Сысой начал рассказывать не торопясь, обстоятельно.
Пантелеймон Назарович поглядывал на часы с кукушкой, поторапливал, а глаза щурил всё больше и больше.
— Так половину Богомдарованного мужик получает? — шёпотом переспросил он. — А не врёшь?
— Как перед богом.
— Это, почитай, полмильёна! Ну ловкач! — и встав со стула, маленькими, стариковскими шажками заходил по комнате. — Ловкач! — в голосе Пантелеймона Назаровича восхищение. — Полмильёна за понюх табаку! А?! Фамилия как?
Сысой, не отвечая, своё гнул:
— Одно дело было — торг вести, а другое — решить, какую половину прииска брать.
— Да любую. Всё одно — не меньше как полмильёна. — Кукушка на часах прокуковала девять раз. Пантелеймон Назарович досадливо отмахнулся от неё. Нутром почувствовал — не даром печётся и сохнет Сысой. Есть у него какой-то свой интерес. И стало старику вдруг жарко. Сбросил заячью душегрейку. Сел на стул рядом с сыном.

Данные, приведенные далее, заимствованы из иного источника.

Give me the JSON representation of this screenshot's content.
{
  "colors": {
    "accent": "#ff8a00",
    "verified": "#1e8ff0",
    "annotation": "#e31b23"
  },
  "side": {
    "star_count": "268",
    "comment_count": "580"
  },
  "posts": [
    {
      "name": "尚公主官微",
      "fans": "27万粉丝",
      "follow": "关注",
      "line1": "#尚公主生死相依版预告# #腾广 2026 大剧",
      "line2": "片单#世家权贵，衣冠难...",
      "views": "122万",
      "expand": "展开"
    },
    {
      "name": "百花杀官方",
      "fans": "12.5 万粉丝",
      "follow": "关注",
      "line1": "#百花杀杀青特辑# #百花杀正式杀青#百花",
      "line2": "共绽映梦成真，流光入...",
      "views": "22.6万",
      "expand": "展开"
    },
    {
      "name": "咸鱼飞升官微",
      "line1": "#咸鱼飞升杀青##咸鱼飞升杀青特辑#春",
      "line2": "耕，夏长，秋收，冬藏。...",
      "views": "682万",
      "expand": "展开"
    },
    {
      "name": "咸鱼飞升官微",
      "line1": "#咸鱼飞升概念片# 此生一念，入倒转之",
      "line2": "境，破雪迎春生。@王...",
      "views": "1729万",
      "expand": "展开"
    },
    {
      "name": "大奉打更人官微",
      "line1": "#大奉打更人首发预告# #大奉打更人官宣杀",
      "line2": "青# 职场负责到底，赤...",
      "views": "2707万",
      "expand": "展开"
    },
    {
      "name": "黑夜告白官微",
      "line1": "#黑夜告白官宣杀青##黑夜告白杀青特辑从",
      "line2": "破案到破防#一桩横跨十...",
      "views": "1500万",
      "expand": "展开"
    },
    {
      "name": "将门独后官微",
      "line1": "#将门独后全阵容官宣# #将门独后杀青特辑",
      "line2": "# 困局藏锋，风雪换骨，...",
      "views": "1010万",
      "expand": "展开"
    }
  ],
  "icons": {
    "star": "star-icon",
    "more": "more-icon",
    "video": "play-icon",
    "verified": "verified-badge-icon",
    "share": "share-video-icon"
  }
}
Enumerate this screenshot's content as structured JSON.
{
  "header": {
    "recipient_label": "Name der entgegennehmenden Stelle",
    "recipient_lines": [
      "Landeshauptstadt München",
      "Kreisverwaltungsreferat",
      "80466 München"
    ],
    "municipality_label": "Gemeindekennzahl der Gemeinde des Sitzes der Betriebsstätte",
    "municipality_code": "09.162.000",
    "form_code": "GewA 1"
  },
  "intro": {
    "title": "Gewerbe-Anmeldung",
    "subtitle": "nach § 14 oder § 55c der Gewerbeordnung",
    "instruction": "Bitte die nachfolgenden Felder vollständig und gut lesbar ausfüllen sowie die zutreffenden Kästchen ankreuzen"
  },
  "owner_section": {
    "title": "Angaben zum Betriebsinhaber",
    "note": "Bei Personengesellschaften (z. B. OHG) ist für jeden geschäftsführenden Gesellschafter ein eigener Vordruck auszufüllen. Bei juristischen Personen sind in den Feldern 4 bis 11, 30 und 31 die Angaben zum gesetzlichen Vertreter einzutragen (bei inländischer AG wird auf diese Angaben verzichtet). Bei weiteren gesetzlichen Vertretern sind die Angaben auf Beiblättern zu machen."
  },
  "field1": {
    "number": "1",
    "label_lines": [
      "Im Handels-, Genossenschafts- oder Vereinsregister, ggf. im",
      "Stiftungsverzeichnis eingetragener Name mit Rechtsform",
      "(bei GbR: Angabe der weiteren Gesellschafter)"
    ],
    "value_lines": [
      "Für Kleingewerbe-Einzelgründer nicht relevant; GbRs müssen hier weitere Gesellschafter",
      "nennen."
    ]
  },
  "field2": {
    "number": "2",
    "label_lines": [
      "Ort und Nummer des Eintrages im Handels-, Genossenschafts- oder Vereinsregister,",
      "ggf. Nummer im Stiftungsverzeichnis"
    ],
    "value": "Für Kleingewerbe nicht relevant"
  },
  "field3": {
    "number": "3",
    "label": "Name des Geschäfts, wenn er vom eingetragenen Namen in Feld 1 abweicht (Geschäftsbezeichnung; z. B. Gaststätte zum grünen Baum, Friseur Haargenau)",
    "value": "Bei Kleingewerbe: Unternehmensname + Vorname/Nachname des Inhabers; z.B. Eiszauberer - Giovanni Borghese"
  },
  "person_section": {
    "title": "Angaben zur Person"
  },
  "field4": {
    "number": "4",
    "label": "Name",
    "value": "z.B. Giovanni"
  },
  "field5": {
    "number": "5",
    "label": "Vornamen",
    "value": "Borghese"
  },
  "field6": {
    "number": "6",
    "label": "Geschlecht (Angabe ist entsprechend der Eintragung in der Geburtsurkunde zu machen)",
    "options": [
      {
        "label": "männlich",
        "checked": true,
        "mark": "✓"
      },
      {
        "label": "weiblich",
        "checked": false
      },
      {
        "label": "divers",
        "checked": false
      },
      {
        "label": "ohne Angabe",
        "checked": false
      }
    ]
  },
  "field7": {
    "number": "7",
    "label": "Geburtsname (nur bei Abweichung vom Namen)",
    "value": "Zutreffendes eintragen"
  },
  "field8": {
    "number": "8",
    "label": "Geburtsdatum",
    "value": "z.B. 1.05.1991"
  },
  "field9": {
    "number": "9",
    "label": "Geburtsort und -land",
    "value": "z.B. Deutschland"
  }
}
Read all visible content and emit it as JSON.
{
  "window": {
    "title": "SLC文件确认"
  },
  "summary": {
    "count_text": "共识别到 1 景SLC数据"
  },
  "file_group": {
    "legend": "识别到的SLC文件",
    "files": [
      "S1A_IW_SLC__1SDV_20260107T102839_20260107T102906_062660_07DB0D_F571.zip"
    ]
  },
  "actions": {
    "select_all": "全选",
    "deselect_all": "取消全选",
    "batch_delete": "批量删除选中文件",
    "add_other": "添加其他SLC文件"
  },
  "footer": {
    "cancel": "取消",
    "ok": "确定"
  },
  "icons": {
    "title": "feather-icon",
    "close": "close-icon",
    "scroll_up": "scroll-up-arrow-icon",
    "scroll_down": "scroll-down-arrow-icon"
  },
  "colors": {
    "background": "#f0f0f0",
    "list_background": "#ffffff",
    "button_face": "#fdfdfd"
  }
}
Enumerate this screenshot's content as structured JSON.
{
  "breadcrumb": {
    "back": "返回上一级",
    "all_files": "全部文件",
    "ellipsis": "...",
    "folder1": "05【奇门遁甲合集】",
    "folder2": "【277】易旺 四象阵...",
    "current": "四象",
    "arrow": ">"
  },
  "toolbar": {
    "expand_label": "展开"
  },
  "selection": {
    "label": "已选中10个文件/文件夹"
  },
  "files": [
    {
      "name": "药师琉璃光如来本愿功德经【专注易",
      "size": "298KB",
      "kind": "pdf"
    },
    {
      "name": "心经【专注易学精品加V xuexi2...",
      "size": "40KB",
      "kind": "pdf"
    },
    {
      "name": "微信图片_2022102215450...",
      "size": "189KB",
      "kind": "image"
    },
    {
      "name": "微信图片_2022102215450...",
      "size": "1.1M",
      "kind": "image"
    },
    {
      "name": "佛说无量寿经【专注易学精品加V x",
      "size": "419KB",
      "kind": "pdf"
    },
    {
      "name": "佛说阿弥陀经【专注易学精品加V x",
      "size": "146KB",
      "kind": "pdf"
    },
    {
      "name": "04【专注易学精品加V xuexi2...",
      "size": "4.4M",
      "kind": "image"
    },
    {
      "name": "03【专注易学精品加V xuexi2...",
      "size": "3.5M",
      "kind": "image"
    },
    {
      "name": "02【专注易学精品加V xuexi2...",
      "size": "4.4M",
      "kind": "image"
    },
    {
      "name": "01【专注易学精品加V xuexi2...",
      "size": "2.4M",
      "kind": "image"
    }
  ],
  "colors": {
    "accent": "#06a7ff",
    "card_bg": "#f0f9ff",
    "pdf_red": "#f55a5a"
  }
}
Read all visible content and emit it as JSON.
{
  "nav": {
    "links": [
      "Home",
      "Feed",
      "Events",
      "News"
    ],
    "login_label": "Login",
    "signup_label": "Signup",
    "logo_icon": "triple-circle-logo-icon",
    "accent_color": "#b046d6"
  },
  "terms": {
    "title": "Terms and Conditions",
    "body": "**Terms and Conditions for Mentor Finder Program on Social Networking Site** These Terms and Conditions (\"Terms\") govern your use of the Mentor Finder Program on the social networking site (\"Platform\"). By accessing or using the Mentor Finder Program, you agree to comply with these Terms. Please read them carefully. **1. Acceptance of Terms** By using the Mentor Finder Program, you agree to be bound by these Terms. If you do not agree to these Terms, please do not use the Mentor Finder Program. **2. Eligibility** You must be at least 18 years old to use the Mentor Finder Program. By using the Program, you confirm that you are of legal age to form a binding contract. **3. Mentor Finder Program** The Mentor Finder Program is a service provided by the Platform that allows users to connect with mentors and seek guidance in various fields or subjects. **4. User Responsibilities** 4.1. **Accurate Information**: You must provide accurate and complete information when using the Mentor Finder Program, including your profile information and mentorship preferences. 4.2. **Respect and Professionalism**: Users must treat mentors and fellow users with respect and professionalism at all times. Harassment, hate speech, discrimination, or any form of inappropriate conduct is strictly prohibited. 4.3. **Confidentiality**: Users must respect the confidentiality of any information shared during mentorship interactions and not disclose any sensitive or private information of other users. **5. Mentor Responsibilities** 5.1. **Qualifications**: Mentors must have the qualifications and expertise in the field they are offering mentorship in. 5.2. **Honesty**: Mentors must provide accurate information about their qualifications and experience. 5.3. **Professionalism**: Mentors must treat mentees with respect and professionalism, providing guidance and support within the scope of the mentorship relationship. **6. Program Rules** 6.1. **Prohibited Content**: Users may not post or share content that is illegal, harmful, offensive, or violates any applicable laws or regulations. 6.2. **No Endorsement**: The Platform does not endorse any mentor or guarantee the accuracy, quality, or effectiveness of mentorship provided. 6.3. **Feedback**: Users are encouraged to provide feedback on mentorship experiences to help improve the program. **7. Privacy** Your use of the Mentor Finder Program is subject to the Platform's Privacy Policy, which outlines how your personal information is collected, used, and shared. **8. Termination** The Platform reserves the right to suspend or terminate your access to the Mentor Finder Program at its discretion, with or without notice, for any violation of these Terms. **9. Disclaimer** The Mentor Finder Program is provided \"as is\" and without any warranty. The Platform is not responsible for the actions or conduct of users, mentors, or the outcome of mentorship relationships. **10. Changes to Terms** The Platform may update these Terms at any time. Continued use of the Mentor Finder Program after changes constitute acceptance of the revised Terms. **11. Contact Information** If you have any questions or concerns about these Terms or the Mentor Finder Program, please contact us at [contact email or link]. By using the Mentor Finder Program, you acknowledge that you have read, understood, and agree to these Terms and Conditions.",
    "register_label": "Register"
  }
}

— Тут, брат, и впрямь задача. В верхней половине золото богаче будет. Может, и три мильёна даст. Да кто её знает, насколько россыпь вверх протянулась? Вдруг золото разом откажет. Соберёшь тысяч на десять, да и проваливай, откуда пришёл. Советуй, Сысой, мужику нижнюю половину брать. Нижняя, может, и победней будет, зато верней. Тысяч пятисот огребет.